Venus' atmosphere holds so little water that even Earth's most drought-resistant microbes couldn't survive, a new study reveals. Yet, Jupiter offers a faint glimmer of possibility.
Last year, astronomers detected phosphine in Venus' atmosphere—a gas sometimes linked to life—sparking excitement. While the planet's scorching surface rules out biology, its clouds at 35-50 km altitude mimic Earth's pressure and temperatures, keeping the idea alive. However, recent research identified that phosphine signal as likely sulfur dioxide. Now, a peer-reviewed paper in Nature delivers a definitive blow: Venusian clouds lack the water needed for any known life forms.
Microbiologist John Hallsworth and colleagues at Queen's University Belfast analyzed probe data on temperature, humidity, and pressure within Venus' sulfuric acid clouds. They calculated "water activity"—a key metric for life's viability, scored from 0 to 1. Earth's extremophiles survive down to 0.585, but Venus clouds register just 0.004.
"The water concentration in these clouds is over 100 times too low for even Earth's toughest organisms to endure," Hallsworth states. "It's an insurmountable barrier."

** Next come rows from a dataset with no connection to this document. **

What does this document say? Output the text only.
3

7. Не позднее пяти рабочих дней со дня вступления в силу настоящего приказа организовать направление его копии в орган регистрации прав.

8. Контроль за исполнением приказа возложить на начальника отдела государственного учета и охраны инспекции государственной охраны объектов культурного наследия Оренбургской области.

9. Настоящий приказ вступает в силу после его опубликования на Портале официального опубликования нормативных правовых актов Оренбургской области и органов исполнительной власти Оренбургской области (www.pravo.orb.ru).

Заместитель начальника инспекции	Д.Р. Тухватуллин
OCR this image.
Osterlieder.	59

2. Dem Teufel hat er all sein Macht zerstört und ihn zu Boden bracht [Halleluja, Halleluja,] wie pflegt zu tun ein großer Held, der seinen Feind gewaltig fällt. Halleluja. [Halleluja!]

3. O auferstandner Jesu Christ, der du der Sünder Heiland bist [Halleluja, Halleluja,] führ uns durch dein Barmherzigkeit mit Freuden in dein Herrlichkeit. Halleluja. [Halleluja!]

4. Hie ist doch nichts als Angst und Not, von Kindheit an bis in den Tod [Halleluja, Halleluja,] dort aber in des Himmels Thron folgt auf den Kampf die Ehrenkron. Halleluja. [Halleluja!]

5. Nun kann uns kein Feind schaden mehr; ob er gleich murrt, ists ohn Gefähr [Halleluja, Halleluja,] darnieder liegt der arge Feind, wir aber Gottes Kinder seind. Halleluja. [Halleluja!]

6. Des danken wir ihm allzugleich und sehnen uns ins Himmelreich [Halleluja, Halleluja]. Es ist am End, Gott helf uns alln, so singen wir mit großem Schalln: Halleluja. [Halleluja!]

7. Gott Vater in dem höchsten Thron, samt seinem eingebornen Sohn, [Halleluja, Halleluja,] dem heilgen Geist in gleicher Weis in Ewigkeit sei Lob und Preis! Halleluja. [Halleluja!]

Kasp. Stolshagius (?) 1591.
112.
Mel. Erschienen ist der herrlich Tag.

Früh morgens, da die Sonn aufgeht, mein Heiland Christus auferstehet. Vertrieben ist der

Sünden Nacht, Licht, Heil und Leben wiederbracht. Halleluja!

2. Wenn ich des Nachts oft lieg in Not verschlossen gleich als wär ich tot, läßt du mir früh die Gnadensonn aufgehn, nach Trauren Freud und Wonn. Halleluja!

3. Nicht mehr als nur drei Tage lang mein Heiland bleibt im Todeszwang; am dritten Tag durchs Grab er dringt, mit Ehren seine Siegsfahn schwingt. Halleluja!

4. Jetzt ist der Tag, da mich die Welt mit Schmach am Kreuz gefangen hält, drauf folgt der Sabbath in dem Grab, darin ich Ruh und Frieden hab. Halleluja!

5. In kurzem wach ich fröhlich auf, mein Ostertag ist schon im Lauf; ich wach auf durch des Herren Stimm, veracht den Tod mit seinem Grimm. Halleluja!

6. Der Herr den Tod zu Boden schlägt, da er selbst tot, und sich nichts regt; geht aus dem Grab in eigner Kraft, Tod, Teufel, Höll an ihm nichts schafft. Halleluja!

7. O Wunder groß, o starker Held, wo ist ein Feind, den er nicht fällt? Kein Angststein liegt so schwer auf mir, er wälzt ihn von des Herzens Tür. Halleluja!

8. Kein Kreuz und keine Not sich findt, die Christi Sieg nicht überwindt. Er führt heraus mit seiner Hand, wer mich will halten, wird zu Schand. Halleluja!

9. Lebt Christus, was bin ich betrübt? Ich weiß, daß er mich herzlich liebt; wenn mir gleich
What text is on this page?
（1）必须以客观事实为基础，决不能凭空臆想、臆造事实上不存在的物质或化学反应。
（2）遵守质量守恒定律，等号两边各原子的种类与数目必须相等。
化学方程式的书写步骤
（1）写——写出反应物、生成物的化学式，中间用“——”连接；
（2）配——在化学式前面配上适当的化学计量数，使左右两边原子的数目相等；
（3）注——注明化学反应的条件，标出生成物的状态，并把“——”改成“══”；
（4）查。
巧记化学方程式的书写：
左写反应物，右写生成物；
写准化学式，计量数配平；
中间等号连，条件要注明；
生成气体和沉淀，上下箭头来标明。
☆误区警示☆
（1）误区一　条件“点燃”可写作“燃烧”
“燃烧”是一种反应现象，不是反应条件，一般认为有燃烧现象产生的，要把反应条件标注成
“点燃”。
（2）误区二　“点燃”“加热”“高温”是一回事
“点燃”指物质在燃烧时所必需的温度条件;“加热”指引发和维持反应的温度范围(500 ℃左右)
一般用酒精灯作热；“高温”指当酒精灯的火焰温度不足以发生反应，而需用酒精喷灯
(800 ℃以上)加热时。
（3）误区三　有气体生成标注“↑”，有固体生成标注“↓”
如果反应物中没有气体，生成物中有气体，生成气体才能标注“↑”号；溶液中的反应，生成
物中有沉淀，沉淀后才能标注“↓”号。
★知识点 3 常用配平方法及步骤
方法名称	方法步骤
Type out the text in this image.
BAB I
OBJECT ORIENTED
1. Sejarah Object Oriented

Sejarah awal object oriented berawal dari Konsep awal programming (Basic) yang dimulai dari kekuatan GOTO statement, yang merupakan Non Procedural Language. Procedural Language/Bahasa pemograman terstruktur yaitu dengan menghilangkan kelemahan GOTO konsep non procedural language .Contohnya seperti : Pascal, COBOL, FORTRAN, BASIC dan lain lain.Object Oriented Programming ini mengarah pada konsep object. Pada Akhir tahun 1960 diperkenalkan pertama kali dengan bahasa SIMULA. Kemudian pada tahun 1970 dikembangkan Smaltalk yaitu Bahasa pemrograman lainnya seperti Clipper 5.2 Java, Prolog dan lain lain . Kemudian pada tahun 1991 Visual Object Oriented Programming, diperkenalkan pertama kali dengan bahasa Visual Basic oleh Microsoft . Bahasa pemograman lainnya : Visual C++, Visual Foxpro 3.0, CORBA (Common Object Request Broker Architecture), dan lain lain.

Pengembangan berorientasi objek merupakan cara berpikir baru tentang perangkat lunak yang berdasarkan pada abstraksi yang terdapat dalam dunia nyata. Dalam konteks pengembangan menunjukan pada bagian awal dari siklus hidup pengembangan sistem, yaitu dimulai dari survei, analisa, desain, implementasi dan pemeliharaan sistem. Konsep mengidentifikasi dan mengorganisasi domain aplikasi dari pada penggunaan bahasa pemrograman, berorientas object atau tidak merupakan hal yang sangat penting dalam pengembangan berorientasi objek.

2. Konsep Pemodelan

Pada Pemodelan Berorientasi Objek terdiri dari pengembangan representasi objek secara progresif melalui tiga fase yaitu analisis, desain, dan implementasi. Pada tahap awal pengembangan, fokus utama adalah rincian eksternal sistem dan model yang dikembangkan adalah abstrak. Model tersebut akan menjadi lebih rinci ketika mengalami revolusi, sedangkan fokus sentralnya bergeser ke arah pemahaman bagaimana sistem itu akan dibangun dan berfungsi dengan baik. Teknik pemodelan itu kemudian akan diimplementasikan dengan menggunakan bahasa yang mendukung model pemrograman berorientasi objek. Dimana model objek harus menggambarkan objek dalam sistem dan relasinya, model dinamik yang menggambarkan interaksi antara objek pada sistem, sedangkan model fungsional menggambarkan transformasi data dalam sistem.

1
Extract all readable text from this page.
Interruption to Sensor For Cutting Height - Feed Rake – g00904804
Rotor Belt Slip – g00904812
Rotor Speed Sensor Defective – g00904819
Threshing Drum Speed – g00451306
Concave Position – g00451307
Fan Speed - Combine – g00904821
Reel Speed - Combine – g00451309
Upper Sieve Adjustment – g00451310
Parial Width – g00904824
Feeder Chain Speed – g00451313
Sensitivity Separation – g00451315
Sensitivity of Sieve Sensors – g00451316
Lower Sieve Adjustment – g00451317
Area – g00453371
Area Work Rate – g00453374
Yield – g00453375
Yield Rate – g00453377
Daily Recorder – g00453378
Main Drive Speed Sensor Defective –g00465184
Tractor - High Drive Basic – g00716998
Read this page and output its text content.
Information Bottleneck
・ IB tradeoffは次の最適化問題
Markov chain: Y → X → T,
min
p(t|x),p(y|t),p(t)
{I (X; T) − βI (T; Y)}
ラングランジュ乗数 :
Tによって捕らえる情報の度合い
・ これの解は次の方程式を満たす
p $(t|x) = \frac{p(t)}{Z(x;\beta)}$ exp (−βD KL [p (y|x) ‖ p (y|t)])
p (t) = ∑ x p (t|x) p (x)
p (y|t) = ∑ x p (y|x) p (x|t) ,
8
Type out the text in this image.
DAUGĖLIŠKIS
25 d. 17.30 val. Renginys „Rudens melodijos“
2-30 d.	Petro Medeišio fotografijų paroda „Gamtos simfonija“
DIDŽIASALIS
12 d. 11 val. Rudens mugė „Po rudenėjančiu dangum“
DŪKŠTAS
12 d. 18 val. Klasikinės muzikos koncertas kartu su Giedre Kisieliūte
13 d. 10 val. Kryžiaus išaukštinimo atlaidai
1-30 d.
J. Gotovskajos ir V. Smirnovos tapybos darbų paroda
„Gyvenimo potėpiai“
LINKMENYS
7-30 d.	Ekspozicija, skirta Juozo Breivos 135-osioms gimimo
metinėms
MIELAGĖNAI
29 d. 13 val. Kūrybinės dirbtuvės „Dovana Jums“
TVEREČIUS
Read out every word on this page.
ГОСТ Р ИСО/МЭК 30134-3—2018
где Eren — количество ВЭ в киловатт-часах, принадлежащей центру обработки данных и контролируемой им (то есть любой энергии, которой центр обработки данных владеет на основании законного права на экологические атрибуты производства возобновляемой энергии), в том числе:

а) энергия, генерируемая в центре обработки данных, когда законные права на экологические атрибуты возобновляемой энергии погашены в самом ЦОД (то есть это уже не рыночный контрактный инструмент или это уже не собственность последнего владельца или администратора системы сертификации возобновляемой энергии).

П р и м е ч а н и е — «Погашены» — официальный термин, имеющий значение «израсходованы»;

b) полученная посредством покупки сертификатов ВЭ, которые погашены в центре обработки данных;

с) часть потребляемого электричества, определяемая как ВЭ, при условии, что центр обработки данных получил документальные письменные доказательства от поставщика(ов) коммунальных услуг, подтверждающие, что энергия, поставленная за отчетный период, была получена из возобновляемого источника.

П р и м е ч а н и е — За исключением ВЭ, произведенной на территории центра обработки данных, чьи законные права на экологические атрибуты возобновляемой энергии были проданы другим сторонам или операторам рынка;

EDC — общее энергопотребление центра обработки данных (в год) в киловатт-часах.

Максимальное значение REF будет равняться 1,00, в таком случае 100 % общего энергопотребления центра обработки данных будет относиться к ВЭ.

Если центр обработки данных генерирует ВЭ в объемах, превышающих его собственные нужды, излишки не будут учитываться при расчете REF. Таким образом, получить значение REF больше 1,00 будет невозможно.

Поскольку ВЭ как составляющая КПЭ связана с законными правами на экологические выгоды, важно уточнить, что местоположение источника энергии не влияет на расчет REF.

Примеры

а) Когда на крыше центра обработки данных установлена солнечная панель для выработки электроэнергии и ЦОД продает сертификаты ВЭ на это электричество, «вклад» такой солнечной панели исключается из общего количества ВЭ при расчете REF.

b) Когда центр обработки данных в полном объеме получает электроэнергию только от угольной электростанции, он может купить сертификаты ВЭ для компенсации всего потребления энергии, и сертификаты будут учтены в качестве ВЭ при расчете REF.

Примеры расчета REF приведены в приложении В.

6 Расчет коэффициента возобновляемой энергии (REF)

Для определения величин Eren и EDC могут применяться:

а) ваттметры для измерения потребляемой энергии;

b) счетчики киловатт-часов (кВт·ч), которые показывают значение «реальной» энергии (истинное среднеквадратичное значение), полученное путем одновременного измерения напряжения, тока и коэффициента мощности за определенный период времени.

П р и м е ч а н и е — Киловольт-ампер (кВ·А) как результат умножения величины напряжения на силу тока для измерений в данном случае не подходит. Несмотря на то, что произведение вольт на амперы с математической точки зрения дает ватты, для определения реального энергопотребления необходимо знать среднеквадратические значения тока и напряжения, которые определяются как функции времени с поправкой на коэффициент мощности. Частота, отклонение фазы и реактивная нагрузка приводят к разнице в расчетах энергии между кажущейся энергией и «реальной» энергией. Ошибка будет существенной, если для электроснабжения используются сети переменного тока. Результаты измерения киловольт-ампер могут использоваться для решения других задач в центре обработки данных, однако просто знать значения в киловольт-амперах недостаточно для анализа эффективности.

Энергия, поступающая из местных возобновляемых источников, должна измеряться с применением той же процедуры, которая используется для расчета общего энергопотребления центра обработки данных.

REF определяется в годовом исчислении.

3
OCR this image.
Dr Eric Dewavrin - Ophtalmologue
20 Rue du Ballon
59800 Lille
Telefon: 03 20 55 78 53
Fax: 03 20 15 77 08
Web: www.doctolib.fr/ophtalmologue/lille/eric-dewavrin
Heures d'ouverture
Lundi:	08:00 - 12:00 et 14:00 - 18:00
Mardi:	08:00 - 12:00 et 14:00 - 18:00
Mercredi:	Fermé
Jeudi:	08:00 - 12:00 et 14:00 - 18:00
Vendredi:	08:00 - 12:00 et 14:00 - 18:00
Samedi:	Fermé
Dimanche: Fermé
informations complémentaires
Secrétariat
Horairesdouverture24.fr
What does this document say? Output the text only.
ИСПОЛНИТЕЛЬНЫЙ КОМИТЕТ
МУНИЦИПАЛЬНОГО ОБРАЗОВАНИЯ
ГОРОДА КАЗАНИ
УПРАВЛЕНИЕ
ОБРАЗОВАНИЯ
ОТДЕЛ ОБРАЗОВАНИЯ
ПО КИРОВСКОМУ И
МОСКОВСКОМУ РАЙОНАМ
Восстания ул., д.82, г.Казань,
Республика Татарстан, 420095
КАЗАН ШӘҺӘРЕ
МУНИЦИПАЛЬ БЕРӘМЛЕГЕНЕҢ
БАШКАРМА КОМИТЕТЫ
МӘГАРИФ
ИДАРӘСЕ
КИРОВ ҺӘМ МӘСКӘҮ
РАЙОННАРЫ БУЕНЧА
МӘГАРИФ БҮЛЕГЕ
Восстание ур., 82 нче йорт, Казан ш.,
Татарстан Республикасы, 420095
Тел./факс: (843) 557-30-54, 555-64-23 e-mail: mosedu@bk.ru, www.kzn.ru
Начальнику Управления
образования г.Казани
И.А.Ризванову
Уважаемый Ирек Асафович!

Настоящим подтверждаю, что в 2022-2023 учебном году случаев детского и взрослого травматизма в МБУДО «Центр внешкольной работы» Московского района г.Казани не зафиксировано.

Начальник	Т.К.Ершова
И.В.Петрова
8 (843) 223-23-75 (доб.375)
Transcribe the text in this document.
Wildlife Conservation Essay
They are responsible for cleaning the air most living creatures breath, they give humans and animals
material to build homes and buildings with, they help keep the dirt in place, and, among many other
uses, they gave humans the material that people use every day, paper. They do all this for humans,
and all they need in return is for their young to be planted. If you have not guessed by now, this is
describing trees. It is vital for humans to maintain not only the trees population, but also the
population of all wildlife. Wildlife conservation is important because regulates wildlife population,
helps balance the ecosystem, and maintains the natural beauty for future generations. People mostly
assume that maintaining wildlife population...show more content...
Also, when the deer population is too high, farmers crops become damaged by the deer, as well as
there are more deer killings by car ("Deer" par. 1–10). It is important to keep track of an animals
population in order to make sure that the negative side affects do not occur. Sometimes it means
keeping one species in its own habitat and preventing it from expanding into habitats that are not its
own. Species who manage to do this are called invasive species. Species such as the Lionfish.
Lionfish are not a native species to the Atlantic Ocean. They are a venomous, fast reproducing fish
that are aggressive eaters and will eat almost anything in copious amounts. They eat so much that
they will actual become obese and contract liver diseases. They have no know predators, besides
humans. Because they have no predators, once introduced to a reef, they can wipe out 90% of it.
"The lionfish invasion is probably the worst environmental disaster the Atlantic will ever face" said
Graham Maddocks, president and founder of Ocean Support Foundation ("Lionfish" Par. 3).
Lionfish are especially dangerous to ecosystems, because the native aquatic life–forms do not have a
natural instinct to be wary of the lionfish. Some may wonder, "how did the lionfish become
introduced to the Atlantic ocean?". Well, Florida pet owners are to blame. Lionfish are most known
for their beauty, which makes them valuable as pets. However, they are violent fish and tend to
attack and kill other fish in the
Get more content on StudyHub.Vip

Co-author Chris McKay, an astronomer, emphasizes the data's solidity: "This comes straight from measurements, not models. Upcoming NASA and ESA missions will confirm the same temperatures and pressures—Venus hasn't changed in that timeframe."

The team extended their analysis to other worlds. Mars' clouds hit 0.537 water activity—below viable levels—plus freezing temperatures, high UV radiation, and inhospitable conditions for microbes.
Jupiter's clouds, however, at temperatures from -40°C to 10°C, reach the critical 0.585 threshold. "Unexpectedly, Jupiter offers the right temperature and water activity for active life," Hallsworth notes. "Nutrients remain uncertain, but water checks out."